Ride your bike. Log your miles.

Here we are in July. This year is now half over and the riding season is in full swing. It's hard to extrapolate data without a complicated formula like the Treasury Secretary is using to calculate jobs saved, but a quick glance at your log book will give you an idea how many miles you are likely to have in by the end of the year. What's that? I thought I heard someone say they didn't keep a log book. Really? Why not?

Keeping a log book is easy, and it's as much a part of cycling as keeping your chain lubricated. Oh. You don't lube your chain either. I see.

I don't suppose any of you use checkbooks and debit cards without recording every transaction. Do you? No. Very soon you will be paying overdraft fees at the bank. Sure, it's a hassle, but it's much less of a hassle than dealing with those fees. And when the statement comes into your inbox, do you take the time to reconcile it with your transaction records? Of course you do. A log book is not much different.

Logging your miles (or kilometers) doesn't have to be difficult or complicated. Just logging the date and distance in a small spiral notebook would be a good start. Even if you only have one bike, and you use your bike computer to keep track of the total distance, you still have to reset it every year, or record each year's mileage if you want to know your annual mileage.

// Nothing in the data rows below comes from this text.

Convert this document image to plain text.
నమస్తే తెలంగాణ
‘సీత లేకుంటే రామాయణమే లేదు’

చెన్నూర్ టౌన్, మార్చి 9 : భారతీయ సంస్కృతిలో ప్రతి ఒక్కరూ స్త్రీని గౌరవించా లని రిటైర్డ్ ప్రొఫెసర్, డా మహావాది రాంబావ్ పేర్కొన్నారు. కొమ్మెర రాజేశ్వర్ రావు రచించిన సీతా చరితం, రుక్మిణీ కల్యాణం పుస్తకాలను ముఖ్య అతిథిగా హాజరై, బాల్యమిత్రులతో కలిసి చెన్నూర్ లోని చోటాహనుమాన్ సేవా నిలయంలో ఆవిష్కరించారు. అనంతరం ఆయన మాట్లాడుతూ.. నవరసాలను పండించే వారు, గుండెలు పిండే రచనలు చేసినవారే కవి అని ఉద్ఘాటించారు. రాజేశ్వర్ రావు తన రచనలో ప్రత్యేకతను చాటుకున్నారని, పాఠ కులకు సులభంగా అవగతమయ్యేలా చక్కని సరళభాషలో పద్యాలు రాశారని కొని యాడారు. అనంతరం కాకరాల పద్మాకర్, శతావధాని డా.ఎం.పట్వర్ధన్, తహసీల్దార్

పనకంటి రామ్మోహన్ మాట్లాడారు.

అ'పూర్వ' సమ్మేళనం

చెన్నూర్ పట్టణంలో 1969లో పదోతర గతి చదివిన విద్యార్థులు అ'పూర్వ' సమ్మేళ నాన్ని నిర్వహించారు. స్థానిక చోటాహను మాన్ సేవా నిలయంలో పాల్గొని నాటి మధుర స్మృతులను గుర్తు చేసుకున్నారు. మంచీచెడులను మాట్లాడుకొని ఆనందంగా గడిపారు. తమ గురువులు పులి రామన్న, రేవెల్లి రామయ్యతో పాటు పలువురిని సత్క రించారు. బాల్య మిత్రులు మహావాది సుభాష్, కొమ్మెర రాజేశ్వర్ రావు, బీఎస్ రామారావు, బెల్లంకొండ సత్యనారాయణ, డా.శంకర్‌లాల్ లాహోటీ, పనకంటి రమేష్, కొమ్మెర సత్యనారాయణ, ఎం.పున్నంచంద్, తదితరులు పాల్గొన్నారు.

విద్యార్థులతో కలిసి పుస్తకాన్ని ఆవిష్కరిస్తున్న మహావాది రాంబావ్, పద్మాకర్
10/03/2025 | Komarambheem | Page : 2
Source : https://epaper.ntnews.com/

Record keeping is an integral part of our lives. You record every debit transaction and reconcile your electronic bank statement on some regular basis. You invest money and keep track of those symbols on the NYSE or at least look at the quarterly statements you receive. You attempt to lose weight by paying attention to the amount/type of food you eat and then you weigh yourself occasionally. For some of us, record keeping is a detailed inventory of our lives, but for everyone who want to be successful, record keeping in some form is essential.

I am aware that there is a spectrum of cyclists. Someone who owns a bicycle and rides it around the cul-de-sac with their kids on Friday night, is a cyclist. And someone who rides in a couple of charity rides each year, for which they train a little, is a cyclist. And, of course, the winner of the most recent RAAM is a cyclist. You will be somewhere on that spectrum. Moving up the spectrum will involve, among other things, keeping a log book.

(Miles' note: I can hear one of you saying right now, "Miles, I can out ride you any day, and I don't keep a log." Yes you can, no you don't.)

Another way to move up the spectrum is by riding your bike. Eddy Merckx was once asked the secret to successful racing. He said, "There are three things. Ride your bike. Ride your bike. Ride your bike." He's absolutely right. While I'm not suggesting that you turn into a mileage junkie, and there are ways to be successful without simply piling on the miles, there finally is no substitute for just riding your bike.

There are two main records you will want to keep and look at: distance and consistency. You will want to keep track of the distance you ride. Keep track of each ride's distance, each week's distance, each year's distance. And by keeping track of those numbers, you will also be able to see how consistently you ride. Are you a weekend only rider? Try to get some evening or morning miles in. Try commuting a little. Are you a seasonal rider? Try to get some miles in after Thanksgiving and before April. Shoot for increasing your distance and consistency throughout your life.

Cycling has many benefits. Ride your bike - log your ride. Rinse and repeat.